Source code in alx_heor\medications\__init__.py
def identify_treatment_episodes(
    df_claims: pd.DataFrame,
    patient_id_col: str = "pat_id",
    date_col: str = "from_dt",
    medication_col: str = "medication",
    gap_days: int = 45,
) -> pd.DataFrame:
    """Identify treatment episodes from claims data.

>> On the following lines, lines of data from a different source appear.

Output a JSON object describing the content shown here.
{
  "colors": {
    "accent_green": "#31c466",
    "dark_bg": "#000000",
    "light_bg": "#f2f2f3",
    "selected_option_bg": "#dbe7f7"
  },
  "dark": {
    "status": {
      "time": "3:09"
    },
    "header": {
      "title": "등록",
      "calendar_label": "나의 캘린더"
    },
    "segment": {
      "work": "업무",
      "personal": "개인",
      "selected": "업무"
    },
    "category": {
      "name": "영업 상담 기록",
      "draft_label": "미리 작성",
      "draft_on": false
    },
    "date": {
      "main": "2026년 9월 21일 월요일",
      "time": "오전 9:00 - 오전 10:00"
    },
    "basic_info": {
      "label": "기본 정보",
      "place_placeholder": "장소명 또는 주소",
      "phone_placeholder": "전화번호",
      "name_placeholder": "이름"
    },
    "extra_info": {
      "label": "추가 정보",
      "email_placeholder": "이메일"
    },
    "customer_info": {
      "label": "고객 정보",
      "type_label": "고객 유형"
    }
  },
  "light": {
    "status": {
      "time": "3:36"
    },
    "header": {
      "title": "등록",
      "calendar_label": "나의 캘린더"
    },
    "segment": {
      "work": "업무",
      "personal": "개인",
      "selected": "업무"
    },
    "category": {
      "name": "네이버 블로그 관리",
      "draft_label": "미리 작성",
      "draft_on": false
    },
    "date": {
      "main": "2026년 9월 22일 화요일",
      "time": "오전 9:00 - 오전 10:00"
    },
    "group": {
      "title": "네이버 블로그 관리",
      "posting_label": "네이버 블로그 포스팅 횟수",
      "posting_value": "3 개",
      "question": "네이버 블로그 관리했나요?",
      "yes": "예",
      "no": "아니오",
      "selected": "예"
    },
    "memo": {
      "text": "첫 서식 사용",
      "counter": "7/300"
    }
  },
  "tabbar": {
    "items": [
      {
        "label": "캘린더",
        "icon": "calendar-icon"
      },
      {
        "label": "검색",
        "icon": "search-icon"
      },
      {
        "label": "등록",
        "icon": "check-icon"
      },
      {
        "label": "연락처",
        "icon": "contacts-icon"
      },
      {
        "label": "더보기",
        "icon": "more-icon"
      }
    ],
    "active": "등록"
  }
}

    A new episode starts when there's a gap > gap_days between claims.

    Parameters
    ----------
    df_claims : pd.DataFrame
        Claims data with patient, date, and medication columns.
    patient_id_col : str
        Patient ID column name.
    date_col : str
        Service date column name.
    medication_col : str
        Medication category column name.
    gap_days : int
        Maximum gap (days) within an episode. Default 45.

    Returns
    -------
    pd.DataFrame
        Episode summary with columns:
        - patient_id, medication, episode_num
        - start_date, end_date, num_claims, duration_days

    Example
    -------
    >>> df_episodes = identify_treatment_episodes(
    ...     df_rx, patient_id_col='pat_id', gap_days=45,
    ... )
    >>> df_first = df_episodes[df_episodes['episode_num'] == 1]
    """
    df = df_claims.copy()
    df[date_col] = pd.to_datetime(df[date_col])
    df = df.sort_values([patient_id_col, medication_col, date_col])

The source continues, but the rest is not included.